“I surrender my will to you,” he said, already calmed by the other’s healing presence, “and I want you to treat me hypnotically—and at once. I want you to suggest to me”—his voice became very tense—“that I shall forget—forget till I die—everything that has occurred to me during the last two hours; till I die, mind,” he added, with solemn emphasis, “till I die.”
He floundered and stammered like a frightened boy. Alexis Stephen looked at him fixedly without speaking.

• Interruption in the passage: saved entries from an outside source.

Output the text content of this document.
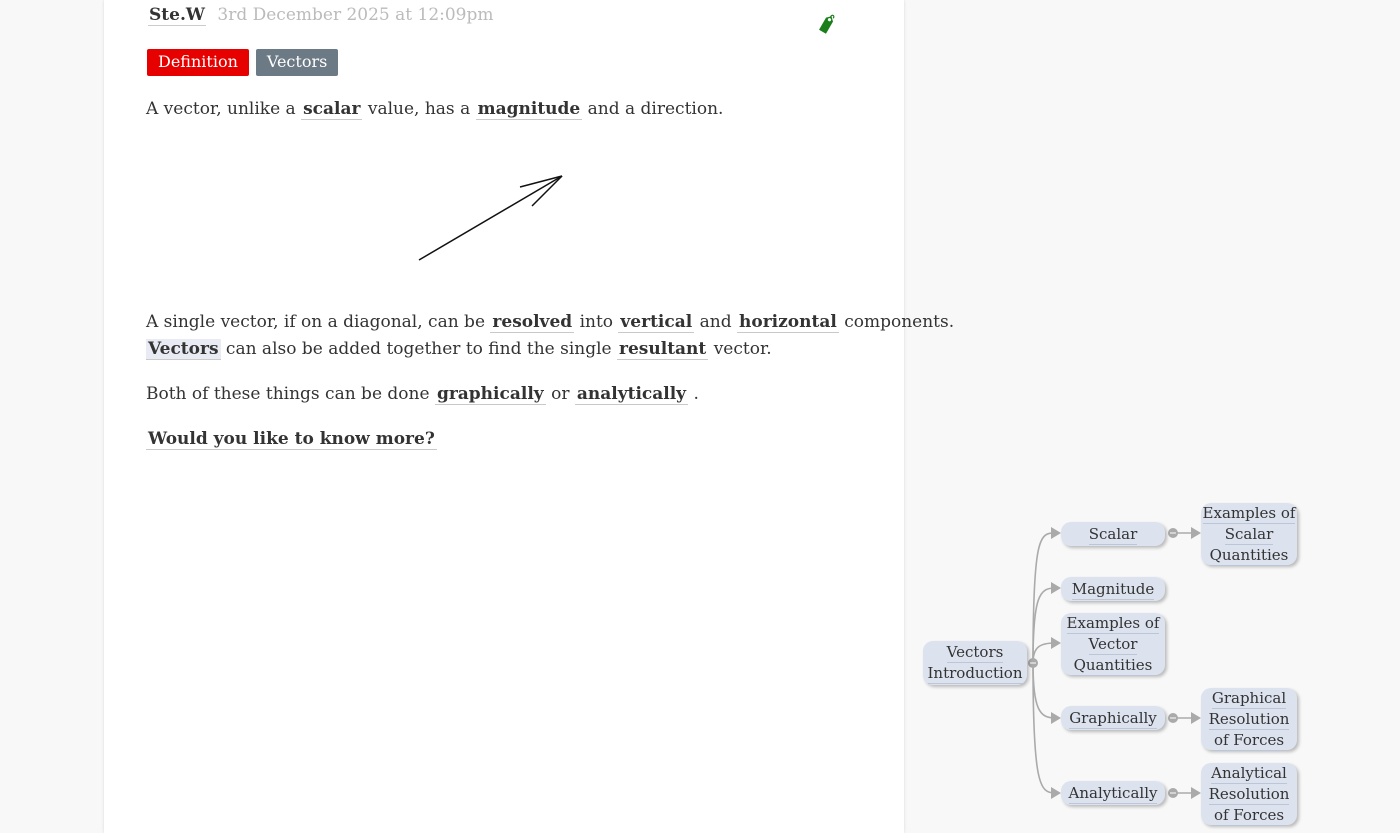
Ste.W 3rd December 2025 at 12:09pm
Definition	Vectors
A vector, unlike a scalar value, has a magnitude and a direction.
A single vector, if on a diagonal, can be resolved into vertical and horizontal components.
Vectors can also be added together to find the single resultant vector.
Both of these things can be done graphically or analytically .
Would you like to know more?
Vectors
Introduction
Scalar
Examples of
Scalar
Quantities
Magnitude
Examples of
Vector
Quantities
Graphically
Graphical
Resolution
of Forces
Analytically
Analytical
Resolution
of Forces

“And further,” Laidlaw continued, “I want you to ask me no questions. I wish to forget for ever something I have recently discovered—something so terrible and yet so obvious that I can hardly understand why it is not patent to every mind in the world—for I have had a moment of absolute clear vision—of merciless clairvoyance. But I want no one else in the whole world to know what it is—least of all, old friend, yourself.”
He talked in utter confusion, and hardly knew what he was saying. But the pain on his face and the anguish in his voice were an instant passport to the other’s heart.
“Nothing is easier,” replied Dr. Stephen, after a hesitation so slight that the other probably did not even notice it. “Come into my other room where we shall not be disturbed. I can heal you. Your memory of the last two hours shall be wiped out as though it had never been. You can trust me absolutely.”
“I know I can,” Laidlaw said simply, as he followed him in.
6
An hour later they passed back into the front room again. The sun was already behind the houses opposite, and the shadows began to gather.
“I went off easily?” Laidlaw asked.
“You were a little obstinate at first. But though you came in like a lion, you went out like a lamb. I let you sleep a bit afterwards.”